United States Ambassador to Lebanon
- Incumbent
- Assumed office November 17, 2025
- President: Donald Trump
- Preceded by: Lisa A. Johnson

Personal details
- Born: 1955 (age 70–71) Bsous, Lebanon
- Education: Paris Nanterre University
- Occupation: Businessman, diplomat

= Michel Issa =

American diplomat

Michel Issa (Arabic: ميشال عيسى; born 1955) is a Lebanese-American diplomat and businessman who has been serving as the United States ambassador to Lebanon since 2025.

== Early life and education ==
Issa was born in Bsous, a village in Lebanon's Aley District, and spent part of his childhood in Beirut before moving to Paris and later to New York. He studied economics at Paris Nanterre University and began his career in the banking sector, working for Arab and French banks including Crédit Agricole and Chase Manhattan Bank.

== Career ==
Issa has held senior executive positions in corporate finance, restructuring, and rehabilitation. According to publicly available professional information, he has overseen or advised on numerous restructuring and debt financing projects involving corporate and real estate clients. He is a Certified Public Accountant and a Chapter 11 Bankruptcy Trustee, and has lectured at several business schools.
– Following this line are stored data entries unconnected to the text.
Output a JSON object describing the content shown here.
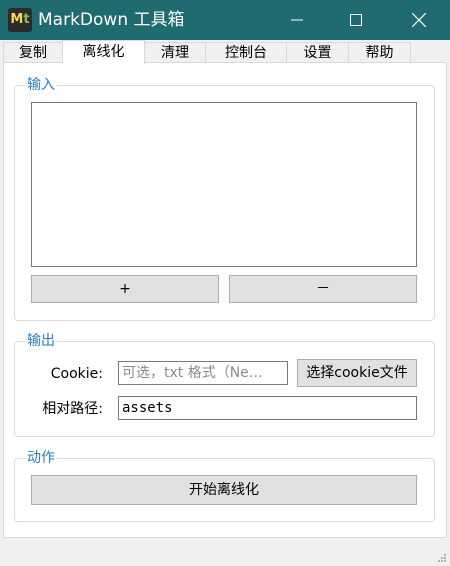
{
  "window": {
    "app_icon": {
      "name": "markdown-tool-app-icon",
      "letters": [
        "M",
        "t"
      ]
    },
    "title": "MarkDown 工具箱",
    "controls": [
      "minimize-icon",
      "maximize-icon",
      "close-icon"
    ]
  },
  "tabs": [
    {
      "label": "复制",
      "active": false
    },
    {
      "label": "离线化",
      "active": true
    },
    {
      "label": "清理",
      "active": false
    },
    {
      "label": "控制台",
      "active": false
    },
    {
      "label": "设置",
      "active": false
    },
    {
      "label": "帮助",
      "active": false
    }
  ],
  "input_group": {
    "title": "输入",
    "textarea_value": "",
    "add_label": "+",
    "remove_label": "－"
  },
  "output_group": {
    "title": "输出",
    "cookie_label": "Cookie:",
    "cookie_placeholder": "可选，txt 格式（Ne…",
    "choose_cookie_label": "选择cookie文件",
    "relative_path_label": "相对路径:",
    "relative_path_value": "assets"
  },
  "action_group": {
    "title": "动作",
    "start_label": "开始离线化"
  },
  "colors": {
    "titlebar": "#1f6b70",
    "group_title": "#2a7fb6"
  }
}
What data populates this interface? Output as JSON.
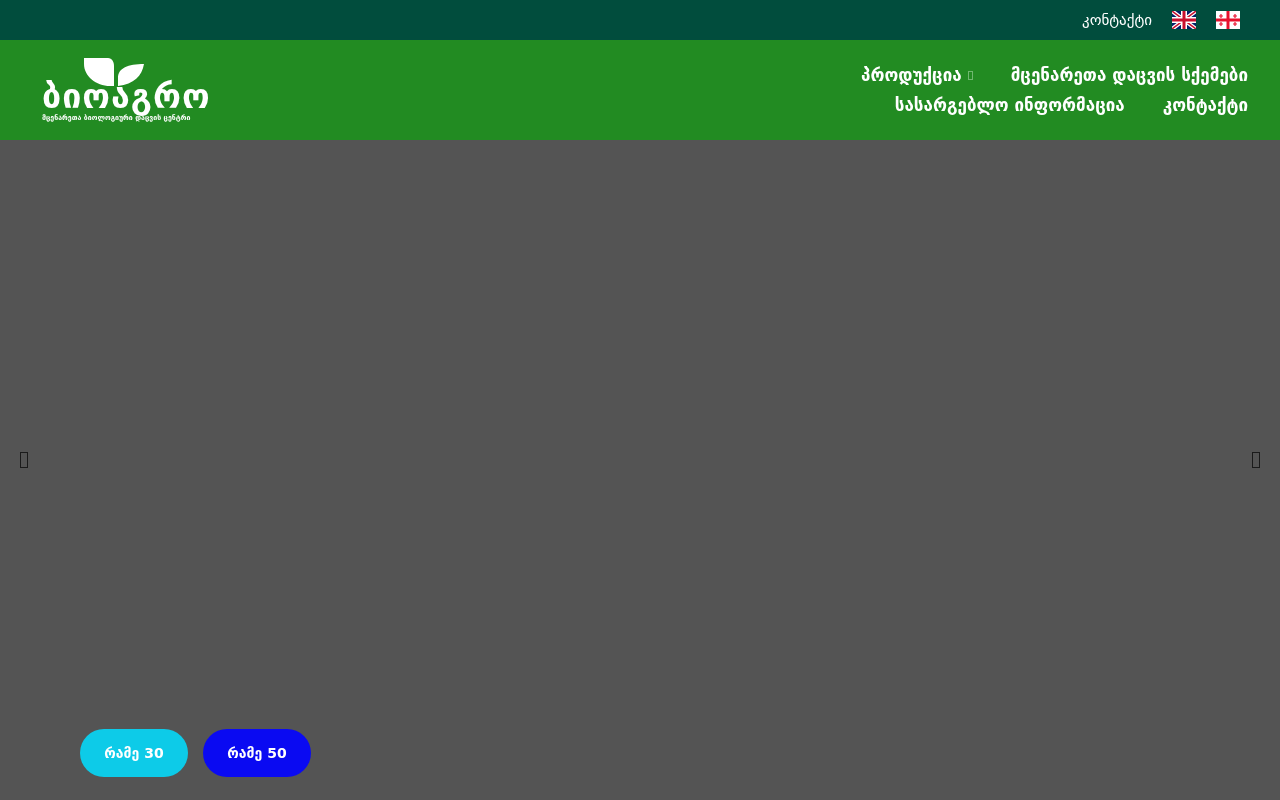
{
  "top_bar": {
    "contact_link": "კონტაქტი",
    "languages": [
      {
        "kind": "uk"
      },
      {
        "kind": "georgia"
      }
    ]
  },
  "header": {
    "logo": {
      "title": "ბიოაგრო",
      "subtitle": "მცენარეთა ბიოლოგიური დაცვის ცენტრი"
    },
    "nav": [
      {
        "label": "პროდუქცია",
        "dropdown": true
      },
      {
        "label": "მცენარეთა დაცვის სქემები",
        "dropdown": false
      },
      {
        "label": "სასარგებლო ინფორმაცია",
        "dropdown": false
      },
      {
        "label": "კონტაქტი",
        "dropdown": false
      }
    ]
  },
  "slider": {
    "buttons": [
      {
        "label": "რამე 30",
        "color": "#0dcbe8"
      },
      {
        "label": "რამე 50",
        "color": "#0a0af2"
      }
    ]
  }
}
== U.S. ambassador to Lebanon (2025–present) ==

=== Nomination and confirmation ===
On March 24, 2025, President Donald Trump nominated Issa as the United States ambassador to Lebanon. The nomination was referred to the Senate Committee on Foreign Relations, which held hearings on July 29, 2025, and reported the nomination favorably on September 17, 2025. The Senate invoked cloture and confirmed his nomination on October 6, 2025, by a 50–45 vote.

During his confirmation hearing, Issa said that efforts to strengthen Lebanon's financial systems and reinforce state sovereignty would be priorities during his tenure.

=== Tenure ===
Issa succeeded Ambassador Lisa Johnson, whose term concluded in late September 2025. In April 2026, Issa informed Lebanese officials that Lebanon must designate Hezbollah as a terrorist organization, both politically and military.

== Personal life ==
Issa was born in Lebanon to a Maronite Christian family and later naturalized as an American citizen. He stated during his Senate confirmation hearing that he voluntarily renounced his Lebanese citizenship prior to assuming his diplomatic role. He currently resides in New York City.

Issa is married and has two sons. He speaks French and Arabic in addition to English.